The really hard part is integration testing. You can Chaos-Monkey your Lambda functions, but you can't Chaos-Monkey DynamoDB. We're looking at ways of building tooling to do that.

For deployment, we wanted to use Serverless, but as they started to move away from CloudFormation, that didn't work for our more enterprise needs, so we've been rolling our own, based on ideas from Kappa.

[0] https://github.com/garnaat/placebo

4 comments

Mitch actually built Placebo alongside kappa, because he needed a way to test kappa. He even submitted a pull request against boto to make it support placebo. Sadly though, placebo is better for mocking the other AWS services, not so much a mesh of Lambda functions.

Have you guys figure out a way to do offline testing of one Lambda calling another? I'd love to see it!

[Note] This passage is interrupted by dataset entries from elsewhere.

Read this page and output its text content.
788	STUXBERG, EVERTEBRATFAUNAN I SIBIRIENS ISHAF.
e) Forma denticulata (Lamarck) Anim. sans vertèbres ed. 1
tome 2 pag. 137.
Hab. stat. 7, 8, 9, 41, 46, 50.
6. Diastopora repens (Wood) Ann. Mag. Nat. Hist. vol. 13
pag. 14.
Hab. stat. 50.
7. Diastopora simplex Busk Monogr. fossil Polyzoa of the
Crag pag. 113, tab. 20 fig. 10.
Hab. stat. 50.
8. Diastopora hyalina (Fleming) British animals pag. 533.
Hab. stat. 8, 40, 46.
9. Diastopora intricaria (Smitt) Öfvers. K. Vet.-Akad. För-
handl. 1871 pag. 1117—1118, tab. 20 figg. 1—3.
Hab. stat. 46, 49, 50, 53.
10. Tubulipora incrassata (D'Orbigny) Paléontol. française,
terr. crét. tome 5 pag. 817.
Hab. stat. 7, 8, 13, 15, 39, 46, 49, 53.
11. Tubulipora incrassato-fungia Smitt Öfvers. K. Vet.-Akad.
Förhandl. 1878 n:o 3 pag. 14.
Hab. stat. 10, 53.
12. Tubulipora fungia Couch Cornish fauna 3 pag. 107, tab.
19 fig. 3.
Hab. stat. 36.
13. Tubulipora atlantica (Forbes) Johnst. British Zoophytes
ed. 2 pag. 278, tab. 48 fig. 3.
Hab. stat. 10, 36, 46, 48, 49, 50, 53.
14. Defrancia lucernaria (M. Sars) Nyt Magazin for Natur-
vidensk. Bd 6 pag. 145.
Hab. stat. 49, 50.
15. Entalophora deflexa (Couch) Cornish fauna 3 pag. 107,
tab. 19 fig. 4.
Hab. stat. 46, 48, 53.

Hey Ben, we're going to build completely on top of Cloudformation in the next version of Serverless. Currently starting to work on it. If you're interested would love to get your feedback: florian@serverless.com
> you can't Chaos-Monkey DynamoDB

I bet you could achieve this effect by either temporarily decreasing provisioned throughput, or inserting clientside middleware that occasionally refuses to do a DynamoDB op.

The middleware would be best option. Put it between your code and the calls and then have it able to throw random errors.

But it means you have to write the middleware and have it be it's own source of bugs, which is still better than nothing, but another risk.

Is Placebo better than moto? It sounds very similar.